Content development as job creation

Unemployment on the island in 2015 was just over 13%, and unemployment among Jamaica’s young people is 33%. The young people in the study thought that a high-school degree or even a university degree was no longer a permit for a future job. They were very aware of the high and growing unemployment rate among young people. The World Bank and the Jamaican government is addressing this issue by attempting to nourish creative and entrepreneurial talent among Jamaican youth.

As a result of these initiatives, several young people, the boys in particular, spoke about wanting to use their creativity and talents towards creating an online enterprise. A few young Jamaicans have already started to produce online enterprises, develop apps, create entertainment/educational shows on YouTube and are earning a living from these activities. One of the respondents noted: “these Jamaicans are setting the stage and showing us what is possible by earning a living from their creativity and sharing it on the internet.”

Internet empowering young people to stay in Jamaica

Many pupils spoke about using technology to improve their social conditions at home in Jamaica. One respondent mentioned that “technology offers us a chance to become empowered, and now, instead of having to travel abroad to live a good lifestyle, I can stay here in Jamaica and try to improve living conditions here for my future and that of other future generations.” This is a stark change in ideology, as most young people have traditionally aimed at migrating to the US or UK as soon as they can, where they believe they can find better prospects for employment.
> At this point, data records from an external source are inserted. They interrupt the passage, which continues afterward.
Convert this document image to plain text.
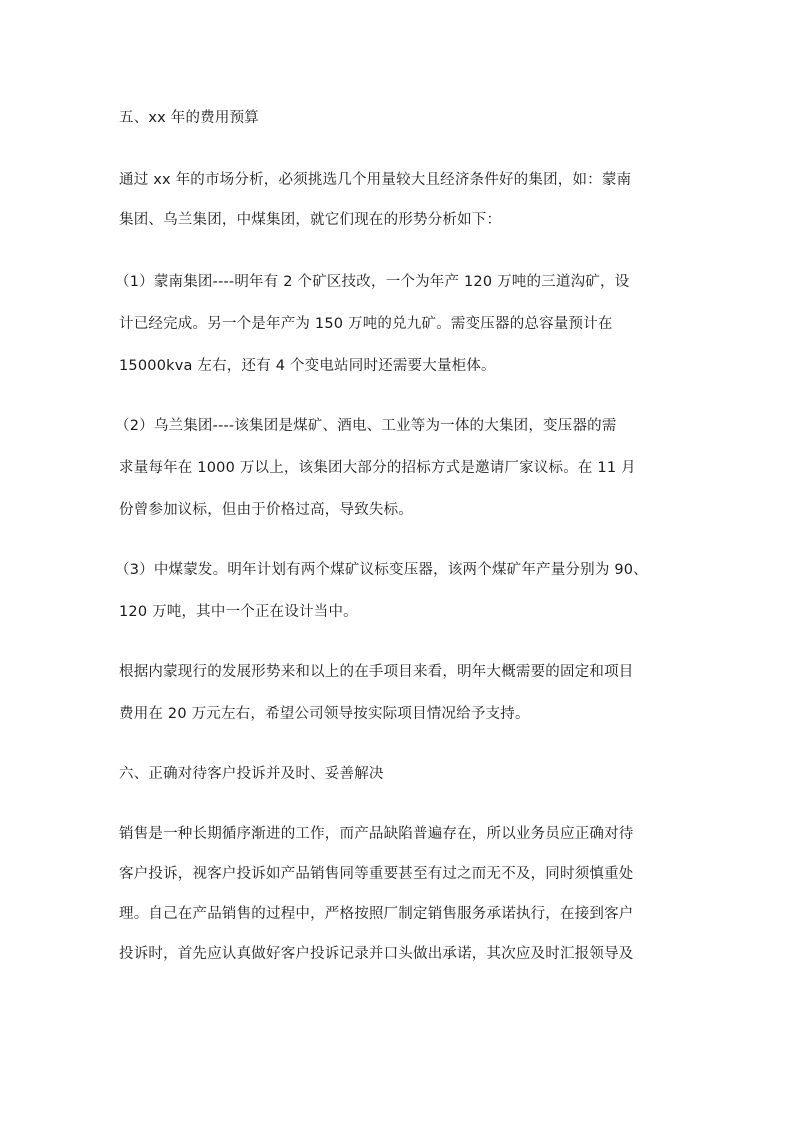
五、xx 年的费用预算
通过 xx 年的市场分析，必须挑选几个用量较大且经济条件好的集团，如：蒙南
集团、乌兰集团，中煤集团，就它们现在的形势分析如下：
（1）蒙南集团----明年有 2 个矿区技改，一个为年产 120 万吨的三道沟矿，设
计已经完成。另一个是年产为 150 万吨的兑九矿。需变压器的总容量预计在
15000kva 左右，还有 4 个变电站同时还需要大量柜体。
（2）乌兰集团----该集团是煤矿、酒电、工业等为一体的大集团，变压器的需
求量每年在 1000 万以上，该集团大部分的招标方式是邀请厂家议标。在 11 月
份曾参加议标，但由于价格过高，导致失标。
（3）中煤蒙发。明年计划有两个煤矿议标变压器，该两个煤矿年产量分别为 90、
120 万吨，其中一个正在设计当中。
根据内蒙现行的发展形势来和以上的在手项目来看，明年大概需要的固定和项目
费用在 20 万元左右，希望公司领导按实际项目情况给予支持。
六、正确对待客户投诉并及时、妥善解决
销售是一种长期循序渐进的工作，而产品缺陷普遍存在，所以业务员应正确对待
客户投诉，视客户投诉如产品销售同等重要甚至有过之而无不及，同时须慎重处
理。自己在产品销售的过程中，严格按照厂制定销售服务承诺执行，在接到客户
投诉时，首先应认真做好客户投诉记录并口头做出承诺，其次应及时汇报领导及
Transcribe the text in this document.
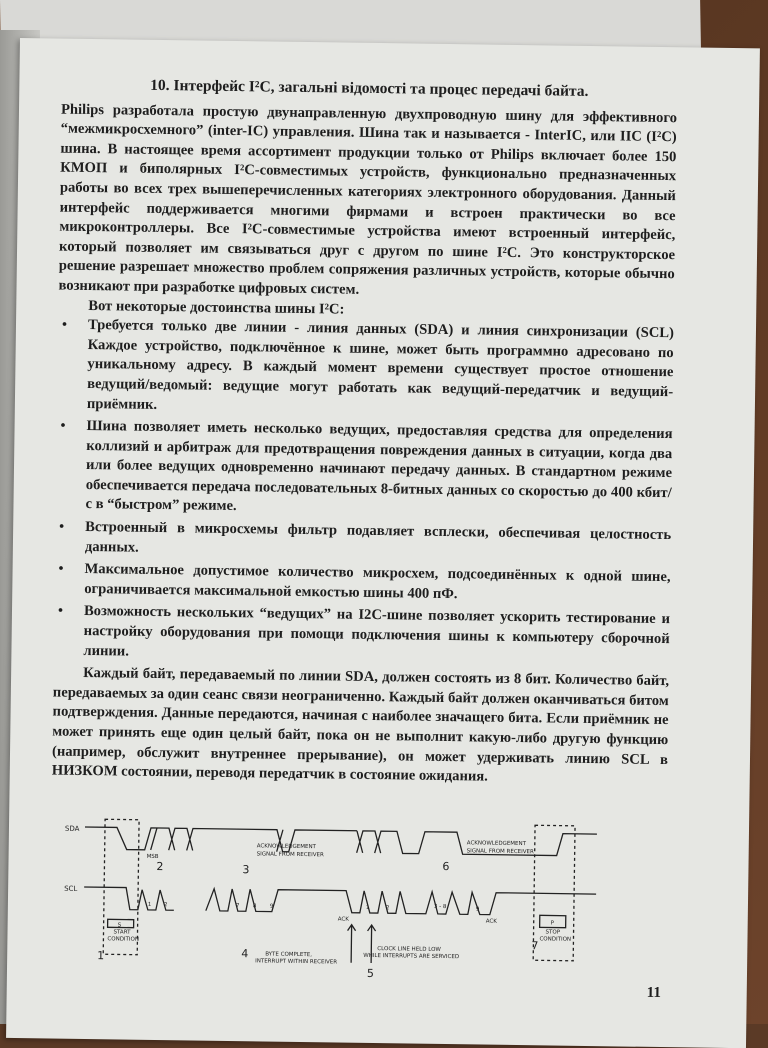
10. Інтерфейс I²C, загальні відомості та процес передачі байта.

Philips разработала простую двунаправленную двухпроводную шину для эффективного “межмикросхемного” (inter-IC) управления. Шина так и называется - InterIC, или IIC (I²C) шина. В настоящее время ассортимент продукции только от Philips включает более 150 КМОП и биполярных I²C-совместимых устройств, функционально предназначенных работы во всех трех вышеперечисленных категориях электронного оборудования. Данный интерфейс поддерживается многими фирмами и встроен практически во все микроконтроллеры. Все I²C-совместимые устройства имеют встроенный интерфейс, который позволяет им связываться друг с другом по шине I²C. Это конструкторское решение разрешает множество проблем сопряжения различных устройств, которые обычно возникают при разработке цифровых систем.

Вот некоторые достоинства шины I²C:

• Требуется только две линии - линия данных (SDA) и линия синхронизации (SCL) Каждое устройство, подключённое к шине, может быть программно адресовано по уникальному адресу. В каждый момент времени существует простое отношение ведущий/ведомый: ведущие могут работать как ведущий-передатчик и ведущий-приёмник.
• Шина позволяет иметь несколько ведущих, предоставляя средства для определения коллизий и арбитраж для предотвращения повреждения данных в ситуации, когда два или более ведущих одновременно начинают передачу данных. В стандартном режиме обеспечивается передача последовательных 8-битных данных со скоростью до 400 кбит/с в “быстром” режиме.
• Встроенный в микросхемы фильтр подавляет всплески, обеспечивая целостность данных.
• Максимальное допустимое количество микросхем, подсоединённых к одной шине, ограничивается максимальной емкостью шины 400 пФ.
• Возможность нескольких “ведущих” на I2C-шине позволяет ускорить тестирование и настройку оборудования при помощи подключения шины к компьютеру сборочной линии.

Каждый байт, передаваемый по линии SDA, должен состоять из 8 бит. Количество байт, передаваемых за один сеанс связи неограниченно. Каждый байт должен оканчиваться битом подтверждения. Данные передаются, начиная с наиболее значащего бита. Если приёмник не может принять еще один целый байт, пока он не выполнит какую-либо другую функцию (например, обслужит внутреннее прерывание), он может удерживать линию SCL в НИЗКОМ состоянии, переводя передатчик в состояние ожидания.

SDA
SCL
MSB
ACKNOWLEDGEMENT
SIGNAL FROM RECEIVER
ACKNOWLEDGEMENT
SIGNAL FROM RECEIVER
START
CONDITION
STOP
CONDITION
S	P
BYTE COMPLETE,
INTERRUPT WITHIN RECEIVER
CLOCK LINE HELD LOW
WHILE INTERRUPTS ARE SERVICED
ACK	ACK
1 2	7 8 9	1	2	3 - 8	9
1
2	3
4
5
6
7
11
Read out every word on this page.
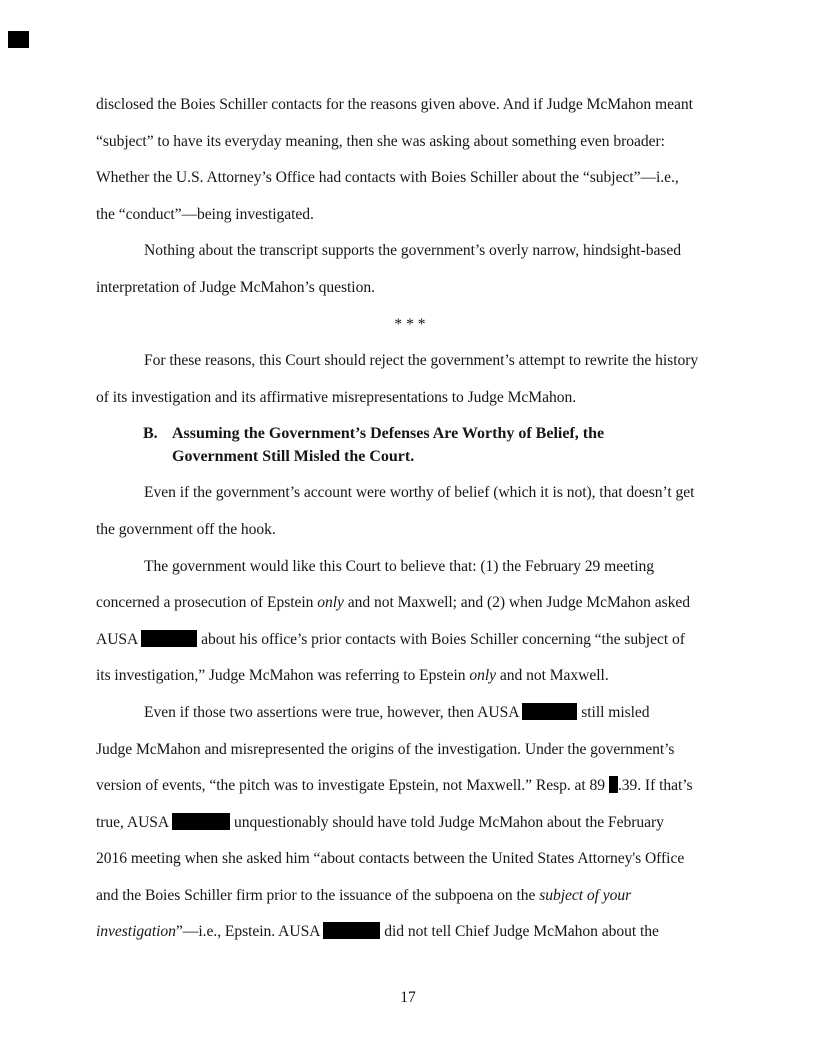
disclosed the Boies Schiller contacts for the reasons given above. And if Judge McMahon meant
“subject” to have its everyday meaning, then she was asking about something even broader:
Whether the U.S. Attorney’s Office had contacts with Boies Schiller about the “subject”—i.e.,
the “conduct”—being investigated.
Nothing about the transcript supports the government’s overly narrow, hindsight-based
interpretation of Judge McMahon’s question.
* * *
For these reasons, this Court should reject the government’s attempt to rewrite the history
of its investigation and its affirmative misrepresentations to Judge McMahon.
B. Assuming the Government’s Defenses Are Worthy of Belief, the
Government Still Misled the Court.
Even if the government’s account were worthy of belief (which it is not), that doesn’t get
the government off the hook.
The government would like this Court to believe that: (1) the February 29 meeting
concerned a prosecution of Epstein only and not Maxwell; and (2) when Judge McMahon asked
AUSA	about his office’s prior contacts with Boies Schiller concerning “the subject of
its investigation,” Judge McMahon was referring to Epstein only and not Maxwell.
Even if those two assertions were true, however, then AUSA	still misled
Judge McMahon and misrepresented the origins of the investigation. Under the government’s
version of events, “the pitch was to investigate Epstein, not Maxwell.” Resp. at 89 .39. If that’s
true, AUSA	unquestionably should have told Judge McMahon about the February
2016 meeting when she asked him “about contacts between the United States Attorney's Office
and the Boies Schiller firm prior to the issuance of the subpoena on the subject of your
investigation”—i.e., Epstein. AUSA	did not tell Chief Judge McMahon about the
17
More parental support required

The main concern facing parents related to their lack of knowledge about digital media, and their corresponding lack of influence over their children’s digital media choices and usage. The majority of parents of those children under 12 felt that they had little control or influence over their children’s digital lives. They spoke about the need to restrict the time allowed to engage with digital media. Some mentioned that they felt the need to monitor and veto what their children were watching or doing. However, as the children got older, the parents feared that their influence would wane. As one parent expressed: “Digital media is so alien to me. My son lives on the internet and I feel as if he is in another planet. I don’t understand it. I do not know who he speaks with, what he does or even why. It is very disempowering for me as a parent and authority figure.”

This notion of disempowerment was expressed by many of the parents. The majority also felt a strong need to protect their children online, but were unaware of how to do so. (This feeling was also shared by the parents in Daniel Kardefelt-Winther’s recent post about parental influence in Sweden.) Parents in Jamaica wanted to initiate a discussion, as Anthea Henderson suggested in another recent blog post, but several parents indicated that they were too embarrassed or ashamed to bring it up.

A platform for parents

This exploratory study indicates the great potential for digital media in addressing some of Jamaica’s problems facing young people today. They are recognising that they could use digital media as a tool for empowerment. As far as their parents are concerned, however, they could do with a support system to help them understand the role that digital media plays in their children’s lives. Establishing a platform for parents where they could perhaps, on an anonymous basis, seek assistance, could be helpful. This would mean that the parents could freely voice their concerns and ask questions without feeling ashamed at the lack of their knowledge.